Netflix (NFLX 0.42%) is having a rough first few months in 2022. Due to multiple factors, including rising competition and headwinds from the economy's reopening, the stock is down over 40%.

The company will be reporting first-quarter earnings on April 19, and that event could create a buying opportunity for long-term investors in the coming weeks. Let's look at why that might be the case.

A family watching television.

Image source: Getty Images.

Netflix is way ahead of the competition 

Usually, Netflix adds roughly 8.4 million subscribers in the first quarter, including cancellations. At least, that's been the average in the first quarter, going back to 2017. Management has set the bar much lower this year. Netflix guided investors to look for additions of just 2.5 million in Q1 of this year, which is 5.9 million below its historical average. The lowered expectations make it more likely that Netflix will surpass those estimates. However, if it reports less than the 2.5 million figure, that could trigger further selling of Netflix stock.

That scenario would be a buying opportunity for long-term investors, barring any commentary from management that suggests there are serious problems. Don't get me wrong -- slowing subscriber growth is not something to ignore. That said, the stock has arguably already paid the price, falling 42% so far in 2022. Furthermore, the coronavirus pandemic may have boosted subscriber growth during the initial lockdown phases, but that likely brought forward customers who may not have signed up until 2022 or 2023. Understandably, growth would slow after a massive surge.

That brings me to the fear of rising competition. Netflix has had more than a decade's head start on most of these new entrants. It already boasts 222 million paying subscribers, while The Walt Disney Company is the only other one that claims over 100 million. Moreover, Netflix's 222 million subscribers generated nearly $30 billion in revenue in 2021, and it's already on pace for more in 2022. The massive scale gives Netflix a difficult-to-match content budget. In 2021, it spent $17.7 billion on content, $6 billion more than in 2020.
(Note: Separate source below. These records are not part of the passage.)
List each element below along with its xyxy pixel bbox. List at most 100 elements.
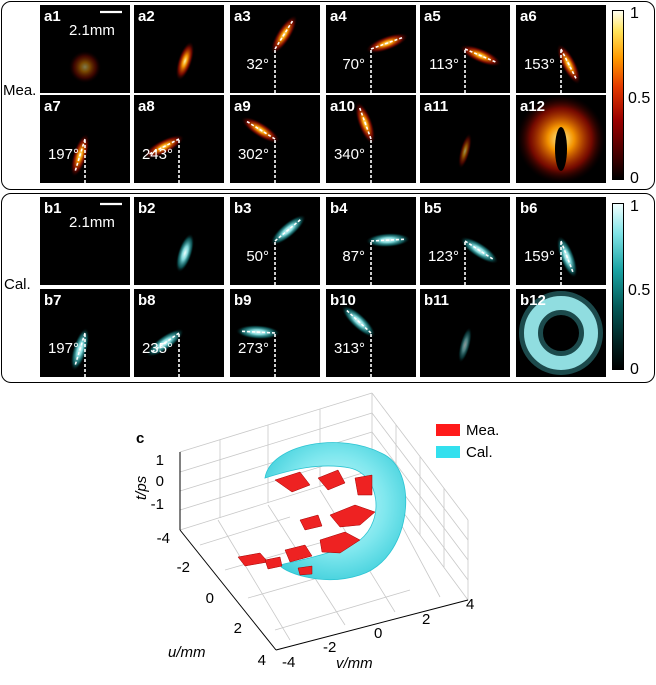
u-tick-0: 0 (206, 590, 214, 607)
panel-id-label: b11 (424, 292, 449, 309)
t-tick-neg1: -1 (151, 496, 164, 513)
angle-label: 235° (142, 340, 173, 357)
angle-line (74, 332, 86, 366)
angle-label: 153° (524, 56, 555, 73)
angle-label: 197° (48, 146, 79, 163)
ring-glow (519, 291, 603, 375)
panel-id-label: b5 (424, 200, 442, 217)
t-tick-1: 1 (156, 452, 164, 469)
image-panel-b11: b11 (420, 289, 510, 377)
panel-id-label: b9 (234, 292, 252, 309)
panel-id-label: b2 (138, 200, 156, 217)
legend-label-calculated: Cal. (466, 444, 493, 461)
image-panel-b2: b2 (134, 197, 224, 285)
panel-id-label: b10 (330, 292, 356, 309)
ring-pattern (524, 296, 598, 370)
image-panel-b9: 273° b9 (230, 289, 320, 377)
beam-spot (69, 51, 101, 83)
panel-id-label: b4 (330, 200, 348, 217)
v-tick-neg4: -4 (282, 654, 295, 671)
t-tick-0: 0 (156, 473, 164, 490)
image-panel-a10: 340° a10 (326, 95, 416, 183)
image-panel-b10: 313° b10 (326, 289, 416, 377)
angle-label: 197° (48, 340, 79, 357)
angle-line (560, 240, 574, 274)
ring-center (555, 127, 567, 171)
angle-line (274, 218, 302, 242)
beam-spot (175, 41, 195, 81)
scale-bar-label: 2.1mm (69, 22, 115, 39)
plot3d-grid (179, 392, 469, 641)
angle-line (245, 120, 276, 140)
image-panel-a5: 113° a5 (420, 5, 510, 93)
measured-panel-group (1, 1, 655, 190)
image-panel-a11: a11 (420, 95, 510, 183)
panel-id-label: a7 (44, 98, 61, 115)
image-panel-b3: 50° b3 (230, 197, 320, 285)
u-tick-4: 4 (258, 652, 266, 669)
angle-line (370, 36, 404, 50)
image-panel-b6: 159° b6 (516, 197, 606, 285)
angle-line (464, 48, 497, 64)
calculated-surface (264, 442, 406, 580)
panel-id-label: a5 (424, 8, 441, 25)
beam-spot (458, 133, 472, 169)
angle-line (358, 106, 372, 140)
image-panel-a3: 32° a3 (230, 5, 320, 93)
legend-swatch-calculated (436, 446, 460, 458)
angle-label: 273° (238, 340, 269, 357)
angle-label: 313° (334, 340, 365, 357)
measured-colorbar-min: 0 (630, 170, 639, 187)
panel-id-label: b7 (44, 292, 62, 309)
u-axis-label: u/mm (168, 644, 206, 661)
angle-line (560, 48, 578, 80)
u-tick-neg4: -4 (157, 530, 170, 547)
image-panel-b1: b1 2.1mm (40, 197, 130, 285)
angle-line (241, 330, 276, 334)
measured-colorbar (612, 10, 624, 180)
plot3d-axes (179, 452, 469, 651)
panel-id-label: b8 (138, 292, 156, 309)
image-panel-b4: 87° b4 (326, 197, 416, 285)
panel-id-label: b12 (520, 292, 546, 309)
calculated-row-label: Cal. (4, 276, 31, 293)
angle-line (274, 19, 294, 50)
image-panel-b8: 235° b8 (134, 289, 224, 377)
legend-swatch-measured (436, 424, 460, 436)
image-panel-b7: 197° b7 (40, 289, 130, 377)
measured-surface (237, 469, 376, 576)
calculated-colorbar-mid: 0.5 (628, 282, 651, 299)
beam-spot (175, 233, 195, 273)
v-tick-4: 4 (466, 596, 474, 613)
calculated-colorbar (612, 203, 624, 370)
panel-id-label: a2 (138, 8, 155, 25)
angle-label: 123° (428, 248, 459, 265)
image-panel-a12: a12 (516, 95, 606, 183)
angle-label: 243° (142, 146, 173, 163)
measured-colorbar-max: 1 (630, 5, 639, 22)
calculated-colorbar-max: 1 (630, 198, 639, 215)
angle-line (464, 240, 494, 261)
image-panel-a1: a1 2.1mm (40, 5, 130, 93)
panel-id-label: a4 (330, 8, 347, 25)
v-tick-0: 0 (374, 625, 382, 642)
image-panel-a9: 302° a9 (230, 95, 320, 183)
image-panel-b5: 123° b5 (420, 197, 510, 285)
u-tick-neg2: -2 (177, 559, 190, 576)
panel-id-label: a10 (330, 98, 355, 115)
angle-label: 50° (246, 248, 269, 265)
angle-label: 32° (246, 56, 269, 73)
calculated-colorbar-min: 0 (630, 361, 639, 378)
angle-label: 302° (238, 146, 269, 163)
measured-row-label: Mea. (3, 82, 37, 99)
beam-spot (458, 327, 472, 363)
panel-id-label: b1 (44, 200, 62, 217)
panel-id-label: a8 (138, 98, 155, 115)
angle-label: 87° (342, 248, 365, 265)
scale-bar-label: 2.1mm (69, 214, 115, 231)
v-tick-2: 2 (422, 611, 430, 628)
angle-line (150, 332, 180, 354)
angle-label: 70° (342, 56, 365, 73)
Chart showing rise in Netflix's operating margin since 2018, with slight recent dip.

NFLX Operating Margin (TTM) data by YCharts

Perhaps more importantly, even though Netflix is boosting spending on content, it is doing so responsibly. The restraint could be demonstrated by observing the rise in Netflix's operating profit margin in the last five years. The company is balancing a rising content budget with an intent to increase profitability. Indeed, management's long-term outlook has stated a goal of steadily increasing the operating profit margin each year.

The sell-off has Netflix trading at bargain prices 

Netflix is trading at price-to-sales and price-to-earnings ratios of 5.3 and 31, respectively. Those are near the lowest valuations it has sold for in the last five years. As I mentioned earlier, the company is paying the price for slowing growth and concerns over competition. 

Charts showing declines in Netflix's PS and PE ratios since 2018.

NFLX PS Ratio data by YCharts

However, Netflix has a powerful secular tailwind at its back from consumers canceling traditional cable subscriptions and moving to streaming services. Additionally, a rise in the quantity and quality of mobile devices means people have more opportunities to stream content.

There will undoubtedly be volatility in the near term, especially surrounding the company's earnings report on April 19. Still, in the long run, Netflix could steadily increase subscribers and profits for several years -- and it could be an excellent stock to buy in the coming weeks.